HUB24 Flows accelerate

Excluding acquisitions (PARS, XPL), HUB reported 3Q21 FUA of A$24.4bn, up 11% for the quarter and up 62% on the pcp. Including acquisitions, HUB24 now has A$35.6bn of custody FUA and A$15.8bn of non-custody (PARS) FUA.

 

Net flows were strong at A$1.92bn, up 41% on the pcp. The ClearView FUA transition (~A$1.3bn) is on track for 4Q21. Adviser numbers were up 21% for the quarter to 2,758 (including acquisitions) and up 8% organically. The clearest headwind is the inevitable revenue impact from a lower interest rate achieved on pooled cash.

Whilst the outcome creates downside earnings risk, we think HUB can ultimately absorb the impact and still deliver solid long-term growth. HUB continues to deliver strong forward looking metrics. Executing on the scale achieved (margin improvement) is now required, which is our base case expectation over FY22-24.

Add maintained. 3Q21: strong flows and adding in acquisitions HUB ended 3Q21 with total FUA of A$51.4bn, comprising Platform FUA of A$35.6bn and PARS FUA of A$15.8bn. The XPL acquisition was added in early March, adding A$11.2bn in custody FUA and A$6bn in non-custody. Excluding acquisitions, FUA increased 11% on the prior period and 62% on pcp. Of the increase, net inflows accounted for A$1.92bn and market movements A$518m. 3Q21 net inflows of A$1,920m (including a ~A$20-30m contribution from XPL), were up 41% on the pcp, with net inflows representing 8.7% of opening AUM (35% annualised).

Adviser number growth also remained strong, with an 8% organic increase for the quarter and 21% increase including XPL (a total of 2,758 advisers). 28 new licensees were signed in the quarter (versus an average of ~25 over recent quarters).

Earnings on pooled cash will remain the query An overview of the changes to pooled cash earnings are details in our note “Changes to cash come through”. Within our forecasts, we take a 40bp (increased from 30bp) cut to the pooled cash rate from 2H23 (effective ~60bp margin), and a 10bp improvement from this level from 1H25.

We note the 12-mth ANZ retail term deposit rate is 30bp and there remains some downside risk to our assumption (HUB’s earnings sensitivity to the deposit rate is ~5.2% EPS move for every 10bp change in the assumed deposit rate).

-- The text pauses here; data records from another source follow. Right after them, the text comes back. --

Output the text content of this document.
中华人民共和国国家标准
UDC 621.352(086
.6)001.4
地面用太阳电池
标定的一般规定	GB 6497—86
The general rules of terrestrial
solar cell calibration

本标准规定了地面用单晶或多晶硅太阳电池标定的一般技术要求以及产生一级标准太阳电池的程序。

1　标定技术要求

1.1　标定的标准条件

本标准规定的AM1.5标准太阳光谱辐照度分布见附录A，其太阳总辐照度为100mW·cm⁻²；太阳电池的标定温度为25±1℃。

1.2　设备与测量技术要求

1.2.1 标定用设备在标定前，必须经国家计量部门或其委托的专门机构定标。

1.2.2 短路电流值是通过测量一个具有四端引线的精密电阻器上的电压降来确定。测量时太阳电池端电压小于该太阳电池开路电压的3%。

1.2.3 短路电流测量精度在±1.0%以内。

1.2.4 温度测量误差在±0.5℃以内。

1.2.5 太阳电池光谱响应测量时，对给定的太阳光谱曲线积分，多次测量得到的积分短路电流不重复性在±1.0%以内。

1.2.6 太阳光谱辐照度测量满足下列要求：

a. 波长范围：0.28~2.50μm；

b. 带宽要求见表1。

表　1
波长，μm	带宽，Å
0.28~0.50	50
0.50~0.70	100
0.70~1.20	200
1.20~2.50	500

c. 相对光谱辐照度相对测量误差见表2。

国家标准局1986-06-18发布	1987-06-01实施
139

Our FY21/22 forecasts are largely unchanged (within 2%); and our FY23 forecasts are downgraded by ~4.3% which factors in the lower rate assumption. Add maintained Whilst there remains uncertainty around the outcome for pooled cash earnings, we believe HUB can absorb the impact and still deliver substantial growth on a long-term view.

We retain an Add recommendation as we believe the business can deliver scale efficiencies over the next three years which should result in a material earnings step-up.

Company description HUB24 (HUB) is a specialist investment platform provider, providing financial intermediaries (financial planners and wealth advisers) and their clients a technology solution to administer and manage investment portfolios.

HUB’s platform caters for superannuation and non-superannuation products and provides the ability to acquire, hold and administer a wide range of investments; and provides comprehensive reporting to advisers and their clients. HUB was established in 2007 and now administers over A$50bn of funds. Funds under administration (FUA) has grown at a compound annual growth rate of ~50% over the past three years and is now the largest ‘specialist’ platform by total FUA.

Valuation and risks

We value HUB at A$25.10ps (from A$25.19ps) using a DCF. Key downside risks include: revenue margin pressure arising from pricing and cash margins coming under pressure (in particular if the margin achieved from HUB’s deposit taking institution or any changes to HUB’s ability to generate a margin on pooled client cash holdings); aggressive/irrational competitor pricing; lower-than-expected inflows; loss of a major client relationship; higher-than expected cost growth.

 

Risks around the acquisitions also exist – completion, integration, client loss. Key upside risks include: large client wins resulting in FUA transition; expanded existing relationships (i.e. IFL); better-than-expected net inflows; better-thanexpected revenue margins achieved via pricing/product improvements; betterthan-expected market performance; and acquisitions.